Influences of biofilm structure and antibiotic resistance mechanisms on indirect pathogenicity in a model polymicrobial biofilm

Abstract

Indirect pathogenicity (IP), the commensal protection of antibiotic-sensitive pathogens by resistant microorganisms of low intrinsic virulence, can prevent the eradication of polymicrobial infections. The contributions of antibiotic resistance mechanisms and biofilm structure to IP within polymicrobial biofilms were investigated using a model two-member consortium. Escherichia coli ATCC 33456 was transformed with vectors conferring either ampicillin or spectinomycin resistance, creating two distinct populations with different resistance mechanisms. Each strain alone or the consortium was grown as biofilms in flow cells and planktonically in chemostats. Comparisons in survival and activity were made on the basis of MICs and minimum biofilm preventative concentrations, a newly introduced descriptor. In ampicillin-containing medium, commensal interactions were evident during both modes of cultivation, but the sensitive strain experienced a greater benefit in the chemostat, indicating that the biofilm environment limited the commensal interaction between the Amp(r) and Spt(r) strains. In spectinomycin-containing medium, growth of the sensitive strain in chemostats and biofilms was not aided by the resistant strain. However, green fluorescent protein expression by the sensitive strain was greater in mixed-population biofilms (9% +/- 1%) than when the strain was grown alone (2% +/- 0%). No comparable benefit was evident during growth in the chemostat, indicating that the biofilm structure contributed to enhanced activity of the sensitive strain.

FIG. 1.

Antibiotic concentrations required to prevent planktonic or biofilm growth. MICs for each strain were determined in batch culture. The antibiotic concentration at which attached cells were unable to form a biofilm within 48 h was termed the MBPC. A: Spt^r strain in ampicillin-containing medium. B: Amp^r strain in spectinomycin-containing medium. Filled symbols, MIC; open symbols, MBPC.

FIG. 2.

Prevention of morphological damage to antibiotic-sensitive bacteria during growth with a resistant strain. Biofilms of each strain alone or the two strains grown together were imaged by CLSM. Representative images of the substratum are shown. A: Spt^r strain in LB broth. B: Spt^r strain in LB broth plus 8 ppm ampicillin. C: Amp^r and Spt^r strains in LB broth plus 8 ppm ampicillin. D: Amp^r strain in LB broth. E: Amp^r strain in LB broth plus 20 ppm spectinomycin. F: Amp^r and Spt^r strains in LB broth plus 20 ppm spectinomycin. Magnification, ×400.

FIG. 3.

Flow cytometry scatter plots of Amp^r biofilms grown in spectinomycin-containing medium. Representative flow cytometry scatter plots showing the distribution of fluorescent events in Amp^r biofilms grown alone in medium containing subinhibitory concentrations of spectinomycin. x axis: SSC. y axis: GFP fluorescence (FL1-H).

FIG. 4.

Commensal protection in biofilms. Antibiotic-sensitive organisms grown in biofilms either alone (filled symbols) or with the resistant strain (open symbols) were enumerated by plate counts. A: Spt^r strain in ampicillin-containing medium. B: Amp^r strain in spectinomycin-containing medium.

FIG. 5.

Flow cytometry analyses of Amp^r populations grown alone or together with the Spt^r strain in spectinomycin-containing medium. Amp^r strain grown alone, filled circles.
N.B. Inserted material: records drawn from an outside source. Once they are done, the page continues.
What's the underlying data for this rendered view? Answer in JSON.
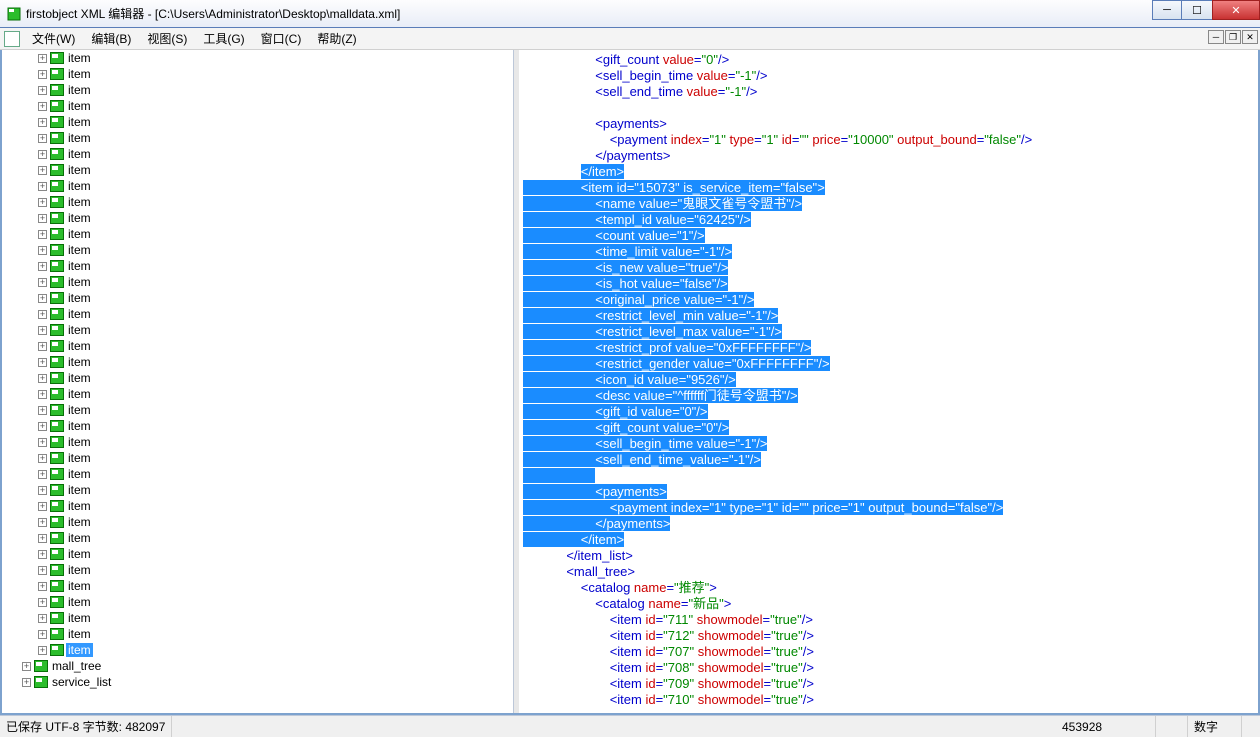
{
  "window": {
    "title": "firstobject XML 编辑器 - [C:\\Users\\Administrator\\Desktop\\malldata.xml]"
  },
  "menu": {
    "file": "文件(W)",
    "edit": "编辑(B)",
    "view": "视图(S)",
    "tools": "工具(G)",
    "window": "窗口(C)",
    "help": "帮助(Z)"
  },
  "tree": {
    "item_label": "item",
    "mall_tree": "mall_tree",
    "service_list": "service_list",
    "repeat_count": 38
  },
  "code_lines": [
    {
      "indent": 5,
      "selected": false,
      "tokens": [
        [
          "tag",
          "<gift_count "
        ],
        [
          "attr-name",
          "value"
        ],
        [
          "tag",
          "="
        ],
        [
          "attr-val",
          "\"0\""
        ],
        [
          "tag",
          "/>"
        ]
      ]
    },
    {
      "indent": 5,
      "selected": false,
      "tokens": [
        [
          "tag",
          "<sell_begin_time "
        ],
        [
          "attr-name",
          "value"
        ],
        [
          "tag",
          "="
        ],
        [
          "attr-val",
          "\"-1\""
        ],
        [
          "tag",
          "/>"
        ]
      ]
    },
    {
      "indent": 5,
      "selected": false,
      "tokens": [
        [
          "tag",
          "<sell_end_time "
        ],
        [
          "attr-name",
          "value"
        ],
        [
          "tag",
          "="
        ],
        [
          "attr-val",
          "\"-1\""
        ],
        [
          "tag",
          "/>"
        ]
      ]
    },
    {
      "indent": 0,
      "selected": false,
      "tokens": []
    },
    {
      "indent": 5,
      "selected": false,
      "tokens": [
        [
          "tag",
          "<payments>"
        ]
      ]
    },
    {
      "indent": 6,
      "selected": false,
      "tokens": [
        [
          "tag",
          "<payment "
        ],
        [
          "attr-name",
          "index"
        ],
        [
          "tag",
          "="
        ],
        [
          "attr-val",
          "\"1\""
        ],
        [
          "tag",
          " "
        ],
        [
          "attr-name",
          "type"
        ],
        [
          "tag",
          "="
        ],
        [
          "attr-val",
          "\"1\""
        ],
        [
          "tag",
          " "
        ],
        [
          "attr-name",
          "id"
        ],
        [
          "tag",
          "="
        ],
        [
          "attr-val",
          "\"\""
        ],
        [
          "tag",
          " "
        ],
        [
          "attr-name",
          "price"
        ],
        [
          "tag",
          "="
        ],
        [
          "attr-val",
          "\"10000\""
        ],
        [
          "tag",
          " "
        ],
        [
          "attr-name",
          "output_bound"
        ],
        [
          "tag",
          "="
        ],
        [
          "attr-val",
          "\"false\""
        ],
        [
          "tag",
          "/>"
        ]
      ]
    },
    {
      "indent": 5,
      "selected": false,
      "tokens": [
        [
          "tag",
          "</payments>"
        ]
      ]
    },
    {
      "indent": 4,
      "selected": true,
      "tokens": [
        [
          "tag",
          "</item>"
        ]
      ]
    },
    {
      "indent": 4,
      "selected": true,
      "tokens": [
        [
          "tag",
          "<item "
        ],
        [
          "attr-name",
          "id"
        ],
        [
          "tag",
          "="
        ],
        [
          "attr-val",
          "\"15073\""
        ],
        [
          "tag",
          " "
        ],
        [
          "attr-name",
          "is_service_item"
        ],
        [
          "tag",
          "="
        ],
        [
          "attr-val",
          "\"false\""
        ],
        [
          "tag",
          ">"
        ]
      ]
    },
    {
      "indent": 5,
      "selected": true,
      "tokens": [
        [
          "tag",
          "<name "
        ],
        [
          "attr-name",
          "value"
        ],
        [
          "tag",
          "="
        ],
        [
          "attr-val",
          "\"鬼眼文雀号令盟书\""
        ],
        [
          "tag",
          "/>"
        ]
      ]
    },
    {
      "indent": 5,
      "selected": true,
      "tokens": [
        [
          "tag",
          "<templ_id "
        ],
        [
          "attr-name",
          "value"
        ],
        [
          "tag",
          "="
        ],
        [
          "attr-val",
          "\"62425\""
        ],
        [
          "tag",
          "/>"
        ]
      ]
    },
    {
      "indent": 5,
      "selected": true,
      "tokens": [
        [
          "tag",
          "<count "
        ],
        [
          "attr-name",
          "value"
        ],
        [
          "tag",
          "="
        ],
        [
          "attr-val",
          "\"1\""
        ],
        [
          "tag",
          "/>"
        ]
      ]
    },
    {
      "indent": 5,
      "selected": true,
      "tokens": [
        [
          "tag",
          "<time_limit "
        ],
        [
          "attr-name",
          "value"
        ],
        [
          "tag",
          "="
        ],
        [
          "attr-val",
          "\"-1\""
        ],
        [
          "tag",
          "/>"
        ]
      ]
    },
    {
      "indent": 5,
      "selected": true,
      "tokens": [
        [
          "tag",
          "<is_new "
        ],
        [
          "attr-name",
          "value"
        ],
        [
          "tag",
          "="
        ],
        [
          "attr-val",
          "\"true\""
        ],
        [
          "tag",
          "/>"
        ]
      ]
    },
    {
      "indent": 5,
      "selected": true,
      "tokens": [
        [
          "tag",
          "<is_hot "
        ],
        [
          "attr-name",
          "value"
        ],
        [
          "tag",
          "="
        ],
        [
          "attr-val",
          "\"false\""
        ],
        [
          "tag",
          "/>"
        ]
      ]
    },
    {
      "indent": 5,
      "selected": true,
      "tokens": [
        [
          "tag",
          "<original_price "
        ],
        [
          "attr-name",
          "value"
        ],
        [
          "tag",
          "="
        ],
        [
          "attr-val",
          "\"-1\""
        ],
        [
          "tag",
          "/>"
        ]
      ]
    },
    {
      "indent": 5,
      "selected": true,
      "tokens": [
        [
          "tag",
          "<restrict_level_min "
        ],
        [
          "attr-name",
          "value"
        ],
        [
          "tag",
          "="
        ],
        [
          "attr-val",
          "\"-1\""
        ],
        [
          "tag",
          "/>"
        ]
      ]
    },
    {
      "indent": 5,
      "selected": true,
      "tokens": [
        [
          "tag",
          "<restrict_level_max "
        ],
        [
          "attr-name",
          "value"
        ],
        [
          "tag",
          "="
        ],
        [
          "attr-val",
          "\"-1\""
        ],
        [
          "tag",
          "/>"
        ]
      ]
    },
    {
      "indent": 5,
      "selected": true,
      "tokens": [
        [
          "tag",
          "<restrict_prof "
        ],
        [
          "attr-name",
          "value"
        ],
        [
          "tag",
          "="
        ],
        [
          "attr-val",
          "\"0xFFFFFFFF\""
        ],
        [
          "tag",
          "/>"
        ]
      ]
    },
    {
      "indent": 5,
      "selected": true,
      "tokens": [
        [
          "tag",
          "<restrict_gender "
        ],
        [
          "attr-name",
          "value"
        ],
        [
          "tag",
          "="
        ],
        [
          "attr-val",
          "\"0xFFFFFFFF\""
        ],
        [
          "tag",
          "/>"
        ]
      ]
    },
    {
      "indent": 5,
      "selected": true,
      "tokens": [
        [
          "tag",
          "<icon_id "
        ],
        [
          "attr-name",
          "value"
        ],
        [
          "tag",
          "="
        ],
        [
          "attr-val",
          "\"9526\""
        ],
        [
          "tag",
          "/>"
        ]
      ]
    },
    {
      "indent": 5,
      "selected": true,
      "tokens": [
        [
          "tag",
          "<desc "
        ],
        [
          "attr-name",
          "value"
        ],
        [
          "tag",
          "="
        ],
        [
          "attr-val",
          "\"^ffffff门徒号令盟书\""
        ],
        [
          "tag",
          "/>"
        ]
      ]
    },
    {
      "indent": 5,
      "selected": true,
      "tokens": [
        [
          "tag",
          "<gift_id "
        ],
        [
          "attr-name",
          "value"
        ],
        [
          "tag",
          "="
        ],
        [
          "attr-val",
          "\"0\""
        ],
        [
          "tag",
          "/>"
        ]
      ]
    },
    {
      "indent": 5,
      "selected": true,
      "tokens": [
        [
          "tag",
          "<gift_count "
        ],
        [
          "attr-name",
          "value"
        ],
        [
          "tag",
          "="
        ],
        [
          "attr-val",
          "\"0\""
        ],
        [
          "tag",
          "/>"
        ]
      ]
    },
    {
      "indent": 5,
      "selected": true,
      "tokens": [
        [
          "tag",
          "<sell_begin_time "
        ],
        [
          "attr-name",
          "value"
        ],
        [
          "tag",
          "="
        ],
        [
          "attr-val",
          "\"-1\""
        ],
        [
          "tag",
          "/>"
        ]
      ]
    },
    {
      "indent": 5,
      "selected": true,
      "tokens": [
        [
          "tag",
          "<sell_end_time_"
        ],
        [
          "attr-name",
          "value"
        ],
        [
          "tag",
          "="
        ],
        [
          "attr-val",
          "\"-1\""
        ],
        [
          "tag",
          "/>"
        ]
      ]
    },
    {
      "indent": 5,
      "selected": true,
      "tokens": [
        [
          "txt",
          ""
        ]
      ]
    },
    {
      "indent": 5,
      "selected": true,
      "tokens": [
        [
          "tag",
          "<payments>"
        ]
      ]
    },
    {
      "indent": 6,
      "selected": true,
      "tokens": [
        [
          "tag",
          "<payment "
        ],
        [
          "attr-name",
          "index"
        ],
        [
          "tag",
          "="
        ],
        [
          "attr-val",
          "\"1\""
        ],
        [
          "tag",
          " "
        ],
        [
          "attr-name",
          "type"
        ],
        [
          "tag",
          "="
        ],
        [
          "attr-val",
          "\"1\""
        ],
        [
          "tag",
          " "
        ],
        [
          "attr-name",
          "id"
        ],
        [
          "tag",
          "="
        ],
        [
          "attr-val",
          "\"\""
        ],
        [
          "tag",
          " "
        ],
        [
          "attr-name",
          "price"
        ],
        [
          "tag",
          "="
        ],
        [
          "attr-val",
          "\"1\""
        ],
        [
          "tag",
          " "
        ],
        [
          "attr-name",
          "output_bound"
        ],
        [
          "tag",
          "="
        ],
        [
          "attr-val",
          "\"false\""
        ],
        [
          "tag",
          "/>"
        ]
      ]
    },
    {
      "indent": 5,
      "selected": true,
      "tokens": [
        [
          "tag",
          "</payments>"
        ]
      ]
    },
    {
      "indent": 4,
      "selected": true,
      "tokens": [
        [
          "tag",
          "</item>"
        ]
      ]
    },
    {
      "indent": 3,
      "selected": false,
      "tokens": [
        [
          "tag",
          "</item_list>"
        ]
      ]
    },
    {
      "indent": 3,
      "selected": false,
      "tokens": [
        [
          "tag",
          "<mall_tree>"
        ]
      ]
    },
    {
      "indent": 4,
      "selected": false,
      "tokens": [
        [
          "tag",
          "<catalog "
        ],
        [
          "attr-name",
          "name"
        ],
        [
          "tag",
          "="
        ],
        [
          "attr-val",
          "\"推荐\""
        ],
        [
          "tag",
          ">"
        ]
      ]
    },
    {
      "indent": 5,
      "selected": false,
      "tokens": [
        [
          "tag",
          "<catalog "
        ],
        [
          "attr-name",
          "name"
        ],
        [
          "tag",
          "="
        ],
        [
          "attr-val",
          "\"新品\""
        ],
        [
          "tag",
          ">"
        ]
      ]
    },
    {
      "indent": 6,
      "selected": false,
      "tokens": [
        [
          "tag",
          "<item "
        ],
        [
          "attr-name",
          "id"
        ],
        [
          "tag",
          "="
        ],
        [
          "attr-val",
          "\"711\""
        ],
        [
          "tag",
          " "
        ],
        [
          "attr-name",
          "showmodel"
        ],
        [
          "tag",
          "="
        ],
        [
          "attr-val",
          "\"true\""
        ],
        [
          "tag",
          "/>"
        ]
      ]
    },
    {
      "indent": 6,
      "selected": false,
      "tokens": [
        [
          "tag",
          "<item "
        ],
        [
          "attr-name",
          "id"
        ],
        [
          "tag",
          "="
        ],
        [
          "attr-val",
          "\"712\""
        ],
        [
          "tag",
          " "
        ],
        [
          "attr-name",
          "showmodel"
        ],
        [
          "tag",
          "="
        ],
        [
          "attr-val",
          "\"true\""
        ],
        [
          "tag",
          "/>"
        ]
      ]
    },
    {
      "indent": 6,
      "selected": false,
      "tokens": [
        [
          "tag",
          "<item "
        ],
        [
          "attr-name",
          "id"
        ],
        [
          "tag",
          "="
        ],
        [
          "attr-val",
          "\"707\""
        ],
        [
          "tag",
          " "
        ],
        [
          "attr-name",
          "showmodel"
        ],
        [
          "tag",
          "="
        ],
        [
          "attr-val",
          "\"true\""
        ],
        [
          "tag",
          "/>"
        ]
      ]
    },
    {
      "indent": 6,
      "selected": false,
      "tokens": [
        [
          "tag",
          "<item "
        ],
        [
          "attr-name",
          "id"
        ],
        [
          "tag",
          "="
        ],
        [
          "attr-val",
          "\"708\""
        ],
        [
          "tag",
          " "
        ],
        [
          "attr-name",
          "showmodel"
        ],
        [
          "tag",
          "="
        ],
        [
          "attr-val",
          "\"true\""
        ],
        [
          "tag",
          "/>"
        ]
      ]
    },
    {
      "indent": 6,
      "selected": false,
      "tokens": [
        [
          "tag",
          "<item "
        ],
        [
          "attr-name",
          "id"
        ],
        [
          "tag",
          "="
        ],
        [
          "attr-val",
          "\"709\""
        ],
        [
          "tag",
          " "
        ],
        [
          "attr-name",
          "showmodel"
        ],
        [
          "tag",
          "="
        ],
        [
          "attr-val",
          "\"true\""
        ],
        [
          "tag",
          "/>"
        ]
      ]
    },
    {
      "indent": 6,
      "selected": false,
      "tokens": [
        [
          "tag",
          "<item "
        ],
        [
          "attr-name",
          "id"
        ],
        [
          "tag",
          "="
        ],
        [
          "attr-val",
          "\"710\""
        ],
        [
          "tag",
          " "
        ],
        [
          "attr-name",
          "showmodel"
        ],
        [
          "tag",
          "="
        ],
        [
          "attr-val",
          "\"true\""
        ],
        [
          "tag",
          "/>"
        ]
      ]
    }
  ],
  "status": {
    "left": "已保存 UTF-8 字节数: 482097",
    "pos": "453928",
    "mode": "数字"
  }
}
Amp^r and Spt^r strains grown together, open circles.

FIG. 6.

Representative scatter plots of biofilms grown in media containing 33.3 to 40 ppm spectinomycin. Top row: Spt^r strain alone. Middle row: Amp^r strain alone. Bottom row: mixed biofilms, with fluorescent populations indicated by the R1 region. x axis: SSC. y axis: GFP fluorescence (FL1-H).

FIG. 7.

Commensal protection in chemostats. Antibiotic-sensitive organisms grown in chemostats either alone (filled symbols) or with the resistant strain (open symbols) were enumerated by plate counts. A: Spt^r strain in ampicillin-containing medium. B: Amp^r strain in spectinomycin-containing medium.

FIG. 8.

Comparison of chemostat and biofilm commensalism in ampicillin-containing media. The log scale reduction of ampicillin-sensitive Spt^r cells grown in coculture with Amp^r cells was compared for chemostats (filled symbols) and biofilms (open symbols). Samples were taken from chemostats after three reactor volumes and from biofilms after 48 h. Cells were enumerated by dilution spread plating.